Джордж Оруэлл – цитаты
(страница 4)
Словно какая-то исполинская сила давила на тебя – проникала в череп, трамбовала мозг, страхом вышибала из тебя свои убеждения, принуждала не верить собственным органам чувств. В конце концов, партия объявит, что дважды два – пять, и придется в это верить.
Партия велела тебе не верить своим глазам и ушам. И это её окончательный, самый важный приказ.
Каждому время от времени хочется побыть одному. И когда человек находит такое место, те, кто об этом знает, должны хотя бы из простой вежливости держать эти сведения при себе.
До чего легко представляться идейным, не имея даже понятия о самих идеях.
Поскольку сверхдержавы непобедимы, каждая представляет собой отдельную вселенную, где можно предаваться почти любому умственному извращению.
Никакой рост благосостояния, никакое смягчение нравов, никакие революции и реформы не приблизили человеческое равенство ни на миллиметр. С точки зрения низших, все исторические перемены значили немногим больше, чем смена хозяев.
Пролетариев бояться нечего. Предоставленные самим себе, они из поколения в поколение, из века в век будут все так же работать, плодиться и умирать, не только не покушаясь на бунт, но даже не представляя себе, что жизнь может быть другой.
Если человеческое равенство надо навсегда сделать невозможным, если высшие, как мы их называем, хотят сохранить свое место навеки, тогда господствующим душевным состоянием должно быть управляемое безумие.
Власть – это власть над людьми, над телом, но самое главное – над разумом. Власть над материей – над внешней реальностью, как вы бы её назвали, — не имеет значения.
Человечество стоит перед выбором: свобода или счастье, и для подавляющего большинства счастье – лучше.
Теперь, когда он понял, что он мертвец, важно прожить как можно дольше.
Всякий писатель, который становится под партийные знамёна, рано или поздно оказывается перед выбором — либо подчиниться, либо заткнуться.
От слов «Я вас люблю» нахлынуло желание продлить себе жизнь.
От усталости Уинстон превратился в студень. Студень — подходящее слово. Он чувствовал себя не только дряблым, как студень, но и таким же полупрозрачным.

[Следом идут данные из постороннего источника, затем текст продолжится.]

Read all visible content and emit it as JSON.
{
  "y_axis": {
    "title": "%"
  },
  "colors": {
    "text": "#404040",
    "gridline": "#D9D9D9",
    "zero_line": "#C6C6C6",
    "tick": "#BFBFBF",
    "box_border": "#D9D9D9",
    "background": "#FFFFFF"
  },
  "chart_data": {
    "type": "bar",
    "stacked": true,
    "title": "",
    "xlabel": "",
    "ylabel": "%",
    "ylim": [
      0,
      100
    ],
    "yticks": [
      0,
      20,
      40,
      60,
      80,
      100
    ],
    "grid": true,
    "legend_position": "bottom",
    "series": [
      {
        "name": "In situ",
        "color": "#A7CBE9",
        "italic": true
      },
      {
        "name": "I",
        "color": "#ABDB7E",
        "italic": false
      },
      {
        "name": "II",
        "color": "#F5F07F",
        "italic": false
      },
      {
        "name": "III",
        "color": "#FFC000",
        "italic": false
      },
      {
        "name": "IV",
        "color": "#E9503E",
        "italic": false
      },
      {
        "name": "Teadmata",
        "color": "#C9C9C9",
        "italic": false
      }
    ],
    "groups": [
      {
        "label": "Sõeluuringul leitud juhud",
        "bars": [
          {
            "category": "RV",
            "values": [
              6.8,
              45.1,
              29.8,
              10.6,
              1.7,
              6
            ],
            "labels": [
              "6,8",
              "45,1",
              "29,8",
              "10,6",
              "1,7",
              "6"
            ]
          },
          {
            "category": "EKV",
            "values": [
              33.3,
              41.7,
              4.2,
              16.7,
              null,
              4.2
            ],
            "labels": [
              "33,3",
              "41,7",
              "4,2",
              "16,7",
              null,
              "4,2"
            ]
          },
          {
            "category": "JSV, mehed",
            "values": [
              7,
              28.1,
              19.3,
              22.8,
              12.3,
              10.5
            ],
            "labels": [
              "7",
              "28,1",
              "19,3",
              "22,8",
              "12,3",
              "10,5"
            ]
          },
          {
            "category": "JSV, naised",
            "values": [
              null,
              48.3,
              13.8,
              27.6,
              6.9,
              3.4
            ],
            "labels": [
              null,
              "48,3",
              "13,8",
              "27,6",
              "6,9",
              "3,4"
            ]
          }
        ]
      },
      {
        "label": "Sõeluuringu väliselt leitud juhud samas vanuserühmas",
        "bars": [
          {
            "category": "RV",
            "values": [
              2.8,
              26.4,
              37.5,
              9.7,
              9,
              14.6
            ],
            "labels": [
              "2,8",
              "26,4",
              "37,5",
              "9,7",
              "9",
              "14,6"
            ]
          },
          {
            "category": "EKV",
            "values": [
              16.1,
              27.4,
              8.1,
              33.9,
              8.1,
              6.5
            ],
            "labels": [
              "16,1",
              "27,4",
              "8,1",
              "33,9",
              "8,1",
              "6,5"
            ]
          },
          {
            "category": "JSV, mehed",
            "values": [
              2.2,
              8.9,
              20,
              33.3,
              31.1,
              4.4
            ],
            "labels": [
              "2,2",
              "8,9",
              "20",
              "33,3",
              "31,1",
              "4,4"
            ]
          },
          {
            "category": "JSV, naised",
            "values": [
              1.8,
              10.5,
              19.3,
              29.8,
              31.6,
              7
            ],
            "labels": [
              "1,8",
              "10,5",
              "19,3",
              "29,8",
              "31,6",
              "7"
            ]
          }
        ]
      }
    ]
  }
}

Одиночество и покой он ощущал физически, так же, как мягкость кресла, как ветерок из окна, дышавший в щеку.
Война — это мир. Свобода — это рабство. Незнание — сила.
Он знал, что не прав, и держался за свою неправоту.
Когда война становится бесконечной, она перестает быть опасной.
В завоевание мира больше всех верят те, кто знает, что оно невозможно.
Нынче не может быть ни чистой любви, ни чистого вожделения. Нет чистых чувств, все смешаны со страхом и ненавистью. Их любовные объятия были боем, а завершение — победой. Это был удар по партии. Это был политический акт.